THE WASHINGTON POST

 

Attorney General Loretta Lynch says health care fraud sweeps across the country have led to charges against 300 people including doctors, nurses, physical therapists and home health care providers accused of bilking Medicare and Medicaid. (AP)

The Justice Department announced Wednesday it had charged a record 301 people with schemes that defrauded government health programs by submitting $900 million in fraudulent health claims.

The announcement of the charges, called the largest takedown for Medicare and Medicaid fraud in history, was the result of a nationwide sweep that exposed alleged kickbacks, embezzlement and fake claims to the government programs that provide health care for the elderly and the poor. The allegations involved various kinds of fraud in diverse areas of health care, ranging from prescription drugs to home health care to physical therapy.

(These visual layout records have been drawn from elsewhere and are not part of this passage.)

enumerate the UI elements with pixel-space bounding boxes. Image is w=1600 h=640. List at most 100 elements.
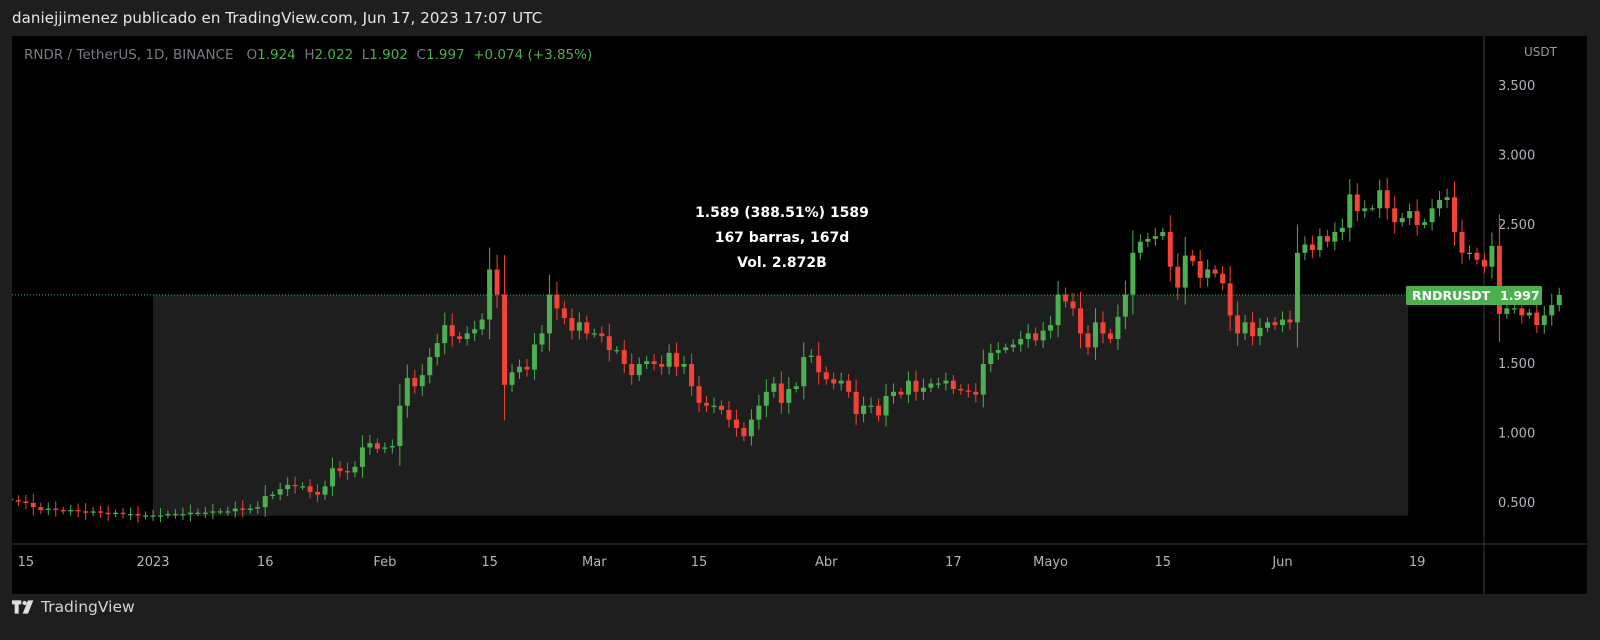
candle-body — [808, 355, 814, 358]
candle-body — [449, 325, 455, 337]
candle-body — [1197, 261, 1203, 278]
candle-body — [292, 484, 298, 487]
candle-body — [68, 509, 74, 512]
tradingview-logo-icon — [12, 600, 34, 614]
candle-body — [1541, 315, 1547, 326]
candle-body — [995, 350, 1001, 353]
publish-caption: daniejjimenez publicado en TradingView.c… — [12, 9, 543, 27]
candle-body — [60, 509, 66, 512]
candle-body — [1519, 308, 1525, 316]
measure-range-rect — [153, 294, 1409, 516]
candle-body — [1115, 316, 1121, 339]
candle-body — [1137, 241, 1143, 253]
candle-body — [1452, 197, 1458, 232]
candle-body — [472, 329, 478, 334]
candle-body — [1437, 199, 1443, 209]
candle-body — [711, 405, 717, 407]
candle-body — [270, 494, 276, 497]
candle-body — [853, 391, 859, 415]
candle-body — [741, 427, 747, 437]
candle-body — [554, 294, 560, 309]
candle-body — [150, 515, 156, 517]
candle-body — [778, 383, 784, 403]
candle-body — [1481, 259, 1487, 267]
x-tick-label: 15 — [18, 555, 35, 570]
candle-body — [83, 511, 89, 513]
candle-body — [1205, 269, 1211, 278]
candle-body — [1182, 255, 1188, 288]
low-label: L — [361, 47, 370, 63]
candle-body — [1122, 294, 1128, 317]
candle-body — [1294, 252, 1300, 323]
candle-body — [621, 350, 627, 364]
candle-body — [217, 511, 223, 513]
candle-body — [793, 386, 799, 390]
candle-body — [726, 409, 732, 420]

“They submitted dishonest claims, they charged excessive fees and they prescribed unnecessary drugs,” Attorney General Loretta Lynch said at a news conference. “As this takedown should make clear, health-care fraud is not an abstract violation. It’s not a benign offense. It’s a serious crime.”

The Justice Department called the sweep “unprecedented” in a press release. Last year, 243 people were charged with $712 million in false claims.

Among the alleged fraud uncovered:

  • A Texas doctor certified patients for home health care that was not necessary; then home health care companies billed Medicare for $23.3 million based on those certifications.
  • A California physician who performed unnecessary vein ablation procedures was charged with $12 million in fraudulent billing.
  • In Florida, the owner of clinics that deliver infusion drugs was accused of submitting reimbursement claims for expensive drugs that were never purchased or given to patients.
  • In Michigan, owners of two physical therapy clinics were accused of submitting claims to Medicare after patients had died and fabricating imaging reports to build a false medical case for prescribing painkillers and physical therapy visits.

More than 60 people were charged with fraud related to the prescription drug benefit portion of Medicare.

The Medicare Fraud Strike Force began its work in 2007 and has charged more than 2,900 people with health-care fraud, who have billed Medicare for $8.9 billion.